For another example, the steering plan indicates that in the target time period, a quantity of service requests that are of the service traffic of the target service and that are allocated to the resource pool 20 (or the instance cluster 200) is 1000, a quantity of service requests allocated to the resource pool 21 (or the instance cluster 210) is 500, and a quantity of service requests allocated to the resource pool 22 (or the instance cluster 220) is 400. The steering node 12 allocates, according to the steering plan, the service request received in the target time period to one or more resource pools.

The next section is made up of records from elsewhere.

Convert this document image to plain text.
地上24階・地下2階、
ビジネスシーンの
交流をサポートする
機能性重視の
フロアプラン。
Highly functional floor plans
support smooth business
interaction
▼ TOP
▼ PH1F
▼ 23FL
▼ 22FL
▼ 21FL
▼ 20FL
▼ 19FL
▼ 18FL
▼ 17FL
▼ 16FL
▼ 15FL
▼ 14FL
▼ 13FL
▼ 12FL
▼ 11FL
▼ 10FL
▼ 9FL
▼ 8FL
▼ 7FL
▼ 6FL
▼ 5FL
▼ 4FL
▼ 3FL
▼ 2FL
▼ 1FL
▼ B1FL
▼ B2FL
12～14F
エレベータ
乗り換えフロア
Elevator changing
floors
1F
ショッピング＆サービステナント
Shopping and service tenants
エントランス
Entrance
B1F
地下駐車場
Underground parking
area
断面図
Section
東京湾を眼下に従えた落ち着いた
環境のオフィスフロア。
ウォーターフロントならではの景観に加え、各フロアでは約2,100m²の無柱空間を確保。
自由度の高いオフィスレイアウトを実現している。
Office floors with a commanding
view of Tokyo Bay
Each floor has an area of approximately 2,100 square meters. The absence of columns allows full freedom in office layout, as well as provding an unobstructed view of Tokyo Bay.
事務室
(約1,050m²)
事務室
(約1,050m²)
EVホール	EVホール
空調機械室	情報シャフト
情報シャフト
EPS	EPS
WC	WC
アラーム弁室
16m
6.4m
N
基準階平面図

If the steering plan further indicates that the priority order of the plurality of resource pools corresponding to the target service is as follows: resource pool 20>resource pool 22>resource pool 21, in the time period from 16:00 to 16:01 on 2024.04.09, the steering node 12 first sends the received service requests of the target service to the resource pool 20. When a quantity of service requests sent to the resource pool 20 reaches 1000, if continuously receiving service requests of the target service, the steering node 12 sends the received service requests of the target service to the resource pool 22. When a quantity of service requests sent to the resource pool 22 reaches 400, if continuously receiving service requests of the target service, the steering node 12 sends the received service requests of the target service to the resource pool 21 until the quantity reaches 500.

It should be noted that step 404 is an optional step. If the cloud management platform node 11 and the steering node 12 are located in a same computing device, the cloud management platform node 11 may not send the steering plan to the steering node 12. In addition, when the quantity of instances that are of the instance cluster and that can be provided for the target service in each resource pool in the target time period is determined, only a quantity of virtual machines that are used to scale out the instance cluster of the target service in the resource pool in the target time period is included. Optionally, a quantity of virtual machines included in the instance cluster of the target service, for example, a quantity of virtual machines in the instance cluster at a start moment of the target time period, may be further included.

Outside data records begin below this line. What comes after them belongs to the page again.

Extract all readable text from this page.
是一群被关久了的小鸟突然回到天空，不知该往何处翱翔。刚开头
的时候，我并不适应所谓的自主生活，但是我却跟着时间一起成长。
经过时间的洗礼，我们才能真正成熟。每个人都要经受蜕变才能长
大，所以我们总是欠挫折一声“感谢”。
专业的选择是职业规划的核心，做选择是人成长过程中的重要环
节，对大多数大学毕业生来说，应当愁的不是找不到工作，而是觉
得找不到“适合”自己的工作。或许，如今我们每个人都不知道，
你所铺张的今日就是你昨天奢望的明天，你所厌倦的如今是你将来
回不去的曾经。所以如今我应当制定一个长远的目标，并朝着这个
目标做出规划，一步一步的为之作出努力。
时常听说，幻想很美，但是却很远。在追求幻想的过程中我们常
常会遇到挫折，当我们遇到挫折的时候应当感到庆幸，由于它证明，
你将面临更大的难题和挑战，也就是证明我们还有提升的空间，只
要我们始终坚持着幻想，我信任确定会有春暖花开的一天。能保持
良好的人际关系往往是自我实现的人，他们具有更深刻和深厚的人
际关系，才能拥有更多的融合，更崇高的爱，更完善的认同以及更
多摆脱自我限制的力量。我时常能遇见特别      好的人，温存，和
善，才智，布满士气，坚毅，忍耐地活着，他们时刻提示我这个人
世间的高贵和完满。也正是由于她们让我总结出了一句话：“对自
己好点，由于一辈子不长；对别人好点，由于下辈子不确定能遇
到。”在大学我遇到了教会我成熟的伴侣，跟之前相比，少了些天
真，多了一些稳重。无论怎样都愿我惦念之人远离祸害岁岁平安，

Based on the foregoing design, the cloud management platform node 11 determines, based on the available resource information of the resource pool associated with the target service, the steering plan of the target service in the target time period, to predetermine service traffic that is of the target service and that is allocated to each resource pool in different time periods. This helps better implement traffic allocation planning, avoid a case in which the service traffic allocated to the instance cluster exceeds a bearing capability of the resource pool to which the instance cluster belongs, implement collaborative scheduling of a computing resource and a service requirement, implement fine-grained steering, and reduce or avoid large-scale service request congestion in a scenario of a traffic burst. Further, a new cost policy is provided for the target tenant. When the steering plan is determined using the cost policy, costs of the target tenant can be further effectively reduced.

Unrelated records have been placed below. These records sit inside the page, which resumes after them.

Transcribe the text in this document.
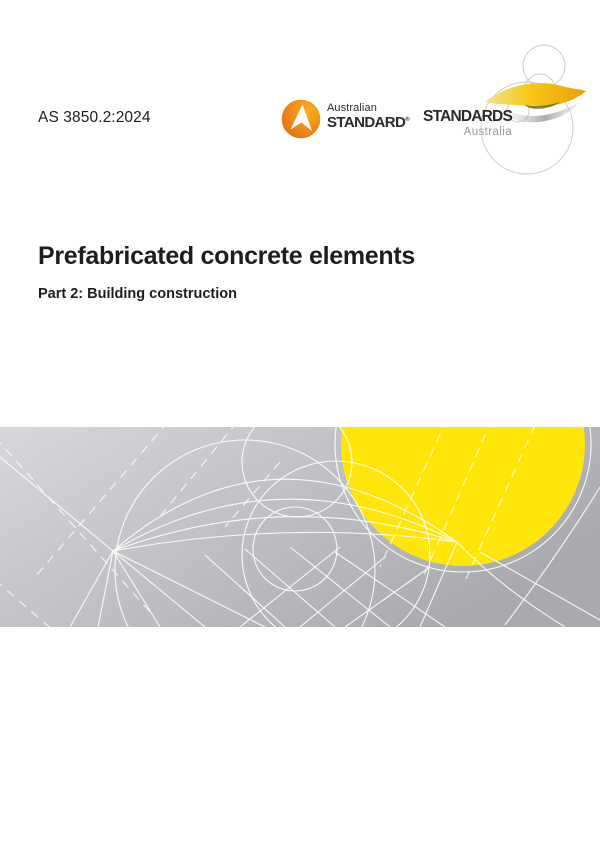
AS 3850.2:2024
Australian
STANDARD® STANDARDS
Australia
Prefabricated concrete elements
Part 2: Building construction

Based on a same inventive concept as the method embodiment, an embodiment of this application further provides a computing apparatus. The computing apparatus is configured to perform the method performed by the cloud management platform node 11 in the method embodiment in FIG. 4 or FIG. 5. As shown in FIG. 5, a computing apparatus 500 includes an obtaining module 501 and a determining module 502. Specifically, in the computing apparatus 500, a connection is established between modules using a communication path.

The obtaining module 501 is configured to obtain available resource information of each resource pool associated with a target service. For a specific implementation, refer to the descriptions of step 401 in FIG. 4. Details are not described herein again.

The determining module 502 is configured to determine, based on the available resource information of each resource pool associated with the target service, a steering plan of the target service in a future time period. For a specific implementation, refer to the descriptions of step 402 in FIG. 4. Details are not described herein again.

In a possible implementation, the available resource information of each resource pool indicates a quantity of idle instances in the resource pool in the time period, and the idle instance is not occupied by another tenant in the resource pool in the time period.

In a possible implementation, the steering plan indicates priority information of the service traffic that is of the target service and that is allocated to all resource pools in the time period.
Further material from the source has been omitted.